Skin receptors allow you to respond to things that contact your skin and to be aware of what those things are. The output of most somatosensory receptors participates in at least three different kinds of neural circuits: Local reflexes are those that primarily involve contraction of a single muscle, such as a flexor like the biceps that contracts when, for example, you touch something hot. The circuit for this action consists of the neurons in your fingertip that contain the temperature sensor for heat. These contact spinal cord interneurons in the dorsal root area of the spinal cord. These interneurons activate motor neurons in the same spinal segments, which cause contraction of muscles that withdraw your finger. Coordinated movement involves receptor connections through interneurons to other spinal cord segments. When you throw a ball, mechanoreceptors in the skin of the hand work with proprioceptive and kinesthesis receptors associated with muscles in your fingers, hand, arm, and shoulder. Even your leg muscles are involved. Locomotor activities like walking also require coordination between spinal segments so that you do not, for example, try to move one foot before the other has hit the ground. Receptor output from any one segment in the spinal cord can project up or down to other spinal cord segments for coordinated activity of multiple muscles. Messages from skin receptors are also passed to the brain where you become conscious of them. There are two major pathways, the lemniscal pathway and the spinothalamic pathway. Both of these pathways lead to the ventral posterior nucleus of the thalamus on the opposite side of the body from the skin receptors, following the nearly universal principle that the right side of the brain deals mostly with the left side of the body, and vice versa.

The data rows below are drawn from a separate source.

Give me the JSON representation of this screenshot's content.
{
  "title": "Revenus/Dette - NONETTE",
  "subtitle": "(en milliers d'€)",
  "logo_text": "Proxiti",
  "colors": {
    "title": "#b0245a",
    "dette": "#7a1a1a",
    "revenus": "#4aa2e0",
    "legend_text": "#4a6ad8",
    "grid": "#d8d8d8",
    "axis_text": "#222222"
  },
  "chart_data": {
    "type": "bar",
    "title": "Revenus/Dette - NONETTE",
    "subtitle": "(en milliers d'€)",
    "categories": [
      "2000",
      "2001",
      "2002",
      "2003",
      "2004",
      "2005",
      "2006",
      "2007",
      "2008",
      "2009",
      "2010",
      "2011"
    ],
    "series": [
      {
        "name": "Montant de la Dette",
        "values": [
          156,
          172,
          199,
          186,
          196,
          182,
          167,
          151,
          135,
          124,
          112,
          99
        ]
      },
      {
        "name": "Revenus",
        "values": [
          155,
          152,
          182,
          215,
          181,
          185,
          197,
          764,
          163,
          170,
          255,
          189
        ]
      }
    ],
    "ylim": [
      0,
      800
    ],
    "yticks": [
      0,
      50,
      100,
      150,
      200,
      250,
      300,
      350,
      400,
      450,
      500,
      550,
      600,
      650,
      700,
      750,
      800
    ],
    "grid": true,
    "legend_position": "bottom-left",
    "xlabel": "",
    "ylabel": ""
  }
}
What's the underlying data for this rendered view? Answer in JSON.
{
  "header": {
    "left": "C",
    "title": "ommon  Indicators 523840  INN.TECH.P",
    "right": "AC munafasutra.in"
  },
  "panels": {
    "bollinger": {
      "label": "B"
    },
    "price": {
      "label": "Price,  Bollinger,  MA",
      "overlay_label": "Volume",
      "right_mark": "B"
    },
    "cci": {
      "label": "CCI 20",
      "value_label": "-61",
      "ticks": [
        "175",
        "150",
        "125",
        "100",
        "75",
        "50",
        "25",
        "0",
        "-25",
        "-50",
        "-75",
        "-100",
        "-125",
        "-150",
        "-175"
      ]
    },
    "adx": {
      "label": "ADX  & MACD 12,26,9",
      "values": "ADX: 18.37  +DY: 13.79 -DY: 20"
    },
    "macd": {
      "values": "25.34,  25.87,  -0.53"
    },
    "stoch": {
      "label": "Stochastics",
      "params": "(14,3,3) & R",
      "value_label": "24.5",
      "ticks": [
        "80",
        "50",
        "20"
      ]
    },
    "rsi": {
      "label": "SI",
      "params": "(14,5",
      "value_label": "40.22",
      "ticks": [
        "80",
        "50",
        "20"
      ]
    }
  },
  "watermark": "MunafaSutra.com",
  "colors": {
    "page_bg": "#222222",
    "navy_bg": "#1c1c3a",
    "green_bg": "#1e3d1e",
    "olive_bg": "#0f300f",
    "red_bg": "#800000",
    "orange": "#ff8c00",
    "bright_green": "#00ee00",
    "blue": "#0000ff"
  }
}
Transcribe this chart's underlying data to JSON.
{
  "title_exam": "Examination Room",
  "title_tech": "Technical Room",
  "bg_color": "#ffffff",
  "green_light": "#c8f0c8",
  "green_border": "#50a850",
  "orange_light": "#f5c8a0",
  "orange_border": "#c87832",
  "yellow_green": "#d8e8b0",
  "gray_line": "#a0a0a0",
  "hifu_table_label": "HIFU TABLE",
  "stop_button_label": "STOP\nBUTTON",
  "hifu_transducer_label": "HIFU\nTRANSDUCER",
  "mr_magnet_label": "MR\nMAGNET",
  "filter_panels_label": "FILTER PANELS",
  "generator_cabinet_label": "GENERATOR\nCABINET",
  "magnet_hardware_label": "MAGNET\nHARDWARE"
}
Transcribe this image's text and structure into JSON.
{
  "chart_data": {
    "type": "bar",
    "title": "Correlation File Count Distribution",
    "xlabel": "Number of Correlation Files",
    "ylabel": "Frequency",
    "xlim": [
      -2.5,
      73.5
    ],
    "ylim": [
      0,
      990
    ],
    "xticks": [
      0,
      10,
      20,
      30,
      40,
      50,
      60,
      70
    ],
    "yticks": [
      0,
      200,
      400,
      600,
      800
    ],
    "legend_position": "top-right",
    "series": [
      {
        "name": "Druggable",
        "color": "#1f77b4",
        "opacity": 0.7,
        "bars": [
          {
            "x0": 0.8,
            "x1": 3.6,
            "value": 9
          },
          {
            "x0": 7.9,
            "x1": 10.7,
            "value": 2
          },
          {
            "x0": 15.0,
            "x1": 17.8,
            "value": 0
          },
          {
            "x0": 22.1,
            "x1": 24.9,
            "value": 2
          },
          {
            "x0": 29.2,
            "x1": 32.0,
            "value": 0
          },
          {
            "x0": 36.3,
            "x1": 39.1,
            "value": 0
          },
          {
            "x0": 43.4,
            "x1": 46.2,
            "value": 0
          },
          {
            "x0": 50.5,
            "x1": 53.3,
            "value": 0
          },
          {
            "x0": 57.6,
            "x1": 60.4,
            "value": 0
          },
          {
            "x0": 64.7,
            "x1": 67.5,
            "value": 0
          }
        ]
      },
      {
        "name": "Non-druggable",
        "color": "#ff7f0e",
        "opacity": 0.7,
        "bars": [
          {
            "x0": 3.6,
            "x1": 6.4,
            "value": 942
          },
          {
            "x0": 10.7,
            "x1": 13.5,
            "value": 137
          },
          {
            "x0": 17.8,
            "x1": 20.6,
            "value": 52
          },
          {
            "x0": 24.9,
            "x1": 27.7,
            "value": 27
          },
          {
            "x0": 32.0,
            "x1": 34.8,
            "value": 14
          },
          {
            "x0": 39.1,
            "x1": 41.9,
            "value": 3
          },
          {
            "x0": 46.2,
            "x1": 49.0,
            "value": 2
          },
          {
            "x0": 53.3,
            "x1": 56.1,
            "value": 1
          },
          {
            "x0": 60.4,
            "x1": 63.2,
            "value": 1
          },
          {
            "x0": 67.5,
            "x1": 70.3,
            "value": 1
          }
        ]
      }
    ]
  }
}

Article / Updated 09-11-2016

You can detect more than just various kinds of pressure on your skin. Two other skin senses are temperature and pain. These receptors have similar structures, or, really, lack of structure. All the mechanoreceptors consist of an axon terminal with ion channel receptors embedded in some sort of structure, such as a corpuscle, disk, or myelin wrapping, that gives the receptor its particular responsiveness to different mechanical stimulation frequencies. Receptors for temperature and pain look like the axon terminals without any other structure around them. They are typically called free nerve endings. Free nerve endings for temperature have ion channels that respond to particular temperatures, while other free nerve endings generate action potentials in response to extreme force on the skin or other potentially damaging stimuli that is felt as pain. Some receptors — those having what are called transient receptor potential (TRP) channels — respond to both. Different temperature receptors respond best to particular temperatures. Warmth receptors respond best to particular temperatures above body temperature (98.6 degrees Fahrenheit), while cold receptors respond best to particular temperatures below body temperature. You judge a wide range of temperatures (cool, damp, chilly, cold, warm, humid, hot, and so on) by sensing the unique ratio of activation of the different receptors activated at any particular temperature. Extreme heat, cold or skin pressure, however, activates receptors that are interpreted as pain. Although different types of pain receptors work by different mechanisms, what they have in common is that the sense of pain signals impending damage to the skin. Pain receptors also exist that respond to chemical damage from acids or bases, and other types of damage such as that caused by a cut. Pain and temperature sensations tend to be carried by small caliber axons in a spinal cord tract called the lateral spinothalamic tract. A more medial pathway called the lemnical tract carries fine touch information via larger caliber axons with faster conduction velocities.